Multimodal large language models (MLLMs) have altered the landscape of computer vision, obtaining impressive results across a wide range of tasks, especially in zero-shot settings. Unfortunately, their strong performance does not always transfer to out-of-distribution domains, such as earth observation (EO) imagery. Prior work has demonstrated that MLLMs excel at some EO tasks, such as image captioning and scene understanding, while failing at tasks that require more fine-grained spatial reasoning, such as object localization. However, MLLMs are advancing rapidly and insights quickly become out-dated. In this work, we analyze more recent MLLMs that have been explicitly trained to include fine-grained spatial reasoning capabilities, benchmarking them on EO object localization tasks. We demonstrate that these models are performant in certain settings, making them well suited for zero-shot scenarios. Additionally, we provide a detailed discussion focused on prompt selection, ground sample distance (GSD) optimization, and analyzing failure cases.
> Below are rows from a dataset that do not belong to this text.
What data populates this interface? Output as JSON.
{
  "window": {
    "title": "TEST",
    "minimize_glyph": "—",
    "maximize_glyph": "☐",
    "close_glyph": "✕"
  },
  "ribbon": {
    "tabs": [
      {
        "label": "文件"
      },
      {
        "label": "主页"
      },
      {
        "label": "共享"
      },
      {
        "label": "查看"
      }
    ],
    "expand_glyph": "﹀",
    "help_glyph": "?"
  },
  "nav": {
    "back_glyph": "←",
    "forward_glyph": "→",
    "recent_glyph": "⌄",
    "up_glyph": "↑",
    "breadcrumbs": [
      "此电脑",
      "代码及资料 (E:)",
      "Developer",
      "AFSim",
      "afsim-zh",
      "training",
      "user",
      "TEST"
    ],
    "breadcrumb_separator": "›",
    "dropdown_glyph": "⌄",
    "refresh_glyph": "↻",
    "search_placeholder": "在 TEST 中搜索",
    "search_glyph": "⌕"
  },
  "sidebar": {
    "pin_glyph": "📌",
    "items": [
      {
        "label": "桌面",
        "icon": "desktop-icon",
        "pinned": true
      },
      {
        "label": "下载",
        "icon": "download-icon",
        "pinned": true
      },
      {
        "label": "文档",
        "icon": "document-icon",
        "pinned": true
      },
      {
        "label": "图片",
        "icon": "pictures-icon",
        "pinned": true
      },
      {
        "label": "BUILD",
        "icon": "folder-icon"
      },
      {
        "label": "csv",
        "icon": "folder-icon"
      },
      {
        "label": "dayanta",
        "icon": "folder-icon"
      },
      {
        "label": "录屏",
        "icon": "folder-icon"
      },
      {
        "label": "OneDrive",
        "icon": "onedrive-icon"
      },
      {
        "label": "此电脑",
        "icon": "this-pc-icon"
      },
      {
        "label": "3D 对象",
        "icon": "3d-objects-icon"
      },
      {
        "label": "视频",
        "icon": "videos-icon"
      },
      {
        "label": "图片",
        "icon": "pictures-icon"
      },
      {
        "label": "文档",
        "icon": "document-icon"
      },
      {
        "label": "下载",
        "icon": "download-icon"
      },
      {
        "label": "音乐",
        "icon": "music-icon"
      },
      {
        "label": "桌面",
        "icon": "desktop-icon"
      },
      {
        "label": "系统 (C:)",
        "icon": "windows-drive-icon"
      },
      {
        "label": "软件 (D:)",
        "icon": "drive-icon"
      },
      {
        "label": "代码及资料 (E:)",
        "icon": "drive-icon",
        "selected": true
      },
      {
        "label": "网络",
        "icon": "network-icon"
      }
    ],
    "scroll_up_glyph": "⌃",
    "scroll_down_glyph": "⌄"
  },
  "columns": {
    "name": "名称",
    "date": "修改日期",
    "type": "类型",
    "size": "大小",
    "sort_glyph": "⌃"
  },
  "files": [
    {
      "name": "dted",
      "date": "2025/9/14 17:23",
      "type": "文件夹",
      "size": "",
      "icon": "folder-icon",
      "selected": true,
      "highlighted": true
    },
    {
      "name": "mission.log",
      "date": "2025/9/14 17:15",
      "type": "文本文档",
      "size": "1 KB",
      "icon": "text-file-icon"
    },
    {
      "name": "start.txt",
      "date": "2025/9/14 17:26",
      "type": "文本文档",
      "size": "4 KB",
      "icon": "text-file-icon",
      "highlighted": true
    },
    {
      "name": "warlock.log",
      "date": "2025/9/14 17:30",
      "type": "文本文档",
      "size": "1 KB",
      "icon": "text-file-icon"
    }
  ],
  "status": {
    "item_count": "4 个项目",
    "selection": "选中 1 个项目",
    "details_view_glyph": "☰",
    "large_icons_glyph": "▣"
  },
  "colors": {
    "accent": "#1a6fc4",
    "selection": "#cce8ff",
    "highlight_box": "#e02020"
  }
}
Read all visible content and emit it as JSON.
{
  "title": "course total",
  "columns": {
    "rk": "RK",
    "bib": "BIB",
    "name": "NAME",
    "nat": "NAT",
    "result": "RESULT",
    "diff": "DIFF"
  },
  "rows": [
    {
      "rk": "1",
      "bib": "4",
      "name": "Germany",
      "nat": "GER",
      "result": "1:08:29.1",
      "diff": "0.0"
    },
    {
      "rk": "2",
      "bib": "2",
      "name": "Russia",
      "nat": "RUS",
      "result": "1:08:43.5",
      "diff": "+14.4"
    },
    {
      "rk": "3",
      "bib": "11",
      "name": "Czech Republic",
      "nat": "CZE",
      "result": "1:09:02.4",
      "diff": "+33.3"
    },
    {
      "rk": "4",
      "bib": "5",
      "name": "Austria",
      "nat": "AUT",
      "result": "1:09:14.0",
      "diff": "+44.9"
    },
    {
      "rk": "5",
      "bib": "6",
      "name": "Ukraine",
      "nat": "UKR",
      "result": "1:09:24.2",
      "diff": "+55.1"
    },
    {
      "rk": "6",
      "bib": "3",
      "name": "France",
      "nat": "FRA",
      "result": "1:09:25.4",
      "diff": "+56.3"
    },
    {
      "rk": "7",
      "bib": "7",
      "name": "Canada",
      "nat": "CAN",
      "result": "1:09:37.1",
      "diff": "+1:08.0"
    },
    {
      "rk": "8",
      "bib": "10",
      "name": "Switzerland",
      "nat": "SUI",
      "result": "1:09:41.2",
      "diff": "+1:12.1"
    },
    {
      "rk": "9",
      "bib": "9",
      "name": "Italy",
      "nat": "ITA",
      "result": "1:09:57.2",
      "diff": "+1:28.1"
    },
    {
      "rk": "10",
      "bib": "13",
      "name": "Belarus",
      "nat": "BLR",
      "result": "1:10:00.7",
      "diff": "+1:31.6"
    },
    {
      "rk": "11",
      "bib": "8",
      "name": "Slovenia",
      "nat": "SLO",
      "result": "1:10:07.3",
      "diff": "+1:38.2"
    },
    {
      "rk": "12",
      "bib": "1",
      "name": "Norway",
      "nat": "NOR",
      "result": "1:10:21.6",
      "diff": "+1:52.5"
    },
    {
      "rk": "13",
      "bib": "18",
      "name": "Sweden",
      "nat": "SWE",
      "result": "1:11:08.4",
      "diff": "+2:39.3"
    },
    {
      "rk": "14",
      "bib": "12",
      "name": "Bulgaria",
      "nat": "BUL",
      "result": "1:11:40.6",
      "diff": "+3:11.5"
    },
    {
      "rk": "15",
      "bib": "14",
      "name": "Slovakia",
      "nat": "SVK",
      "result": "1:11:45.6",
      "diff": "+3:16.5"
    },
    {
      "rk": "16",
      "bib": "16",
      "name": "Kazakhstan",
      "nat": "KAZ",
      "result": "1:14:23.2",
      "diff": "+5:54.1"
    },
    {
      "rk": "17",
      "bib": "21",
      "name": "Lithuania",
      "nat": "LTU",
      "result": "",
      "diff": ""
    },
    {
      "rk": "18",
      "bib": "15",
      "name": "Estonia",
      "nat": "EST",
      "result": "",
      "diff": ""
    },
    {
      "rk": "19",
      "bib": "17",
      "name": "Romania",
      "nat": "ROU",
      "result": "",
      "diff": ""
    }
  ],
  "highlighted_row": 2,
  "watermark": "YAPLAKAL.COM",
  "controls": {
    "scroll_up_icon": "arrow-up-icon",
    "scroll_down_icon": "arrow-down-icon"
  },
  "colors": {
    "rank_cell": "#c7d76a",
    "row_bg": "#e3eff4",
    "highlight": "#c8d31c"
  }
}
We hope that this work will prove valuable as others evaluate whether an MLLM is well suited for a given EO localization task and how to optimize it.

Paper Structure

This paper contains 24 sections, 5 equations, 21 figures, 3 tables.

Figures (21)

  • Figure 1: Sample outputs using various MLLMs (green dots=ground truth and red Xs=predictions) across three tasks: building detection (left), animal detection (middle), and plane detection (right).
  • Figure 2: Few-shot Faster RCNN faster_rcnn performance with varying amounts of training images (blue lines) vs. top-performing MLLM's performance (alt-color lines) for each task.
  • Figure 3: RarePlanes mAP scores across 50 prompts using Molmo 72B and evaluating on 50 random examples.
  • Figure 4: RarePlanes mAP scores for various prompts using Molmo 7B O and evaluating on 200 random examples. {cat} is the location where each of the categories on the y-axis are inserted.
  • Figure 5: Tiles from the RarePlanes dataset created at various GSDs. Each image is scaled and cropped to 1120 pixels by 1120 pixels, but the spatial extent increases and objects become less resolved at higher GSDs.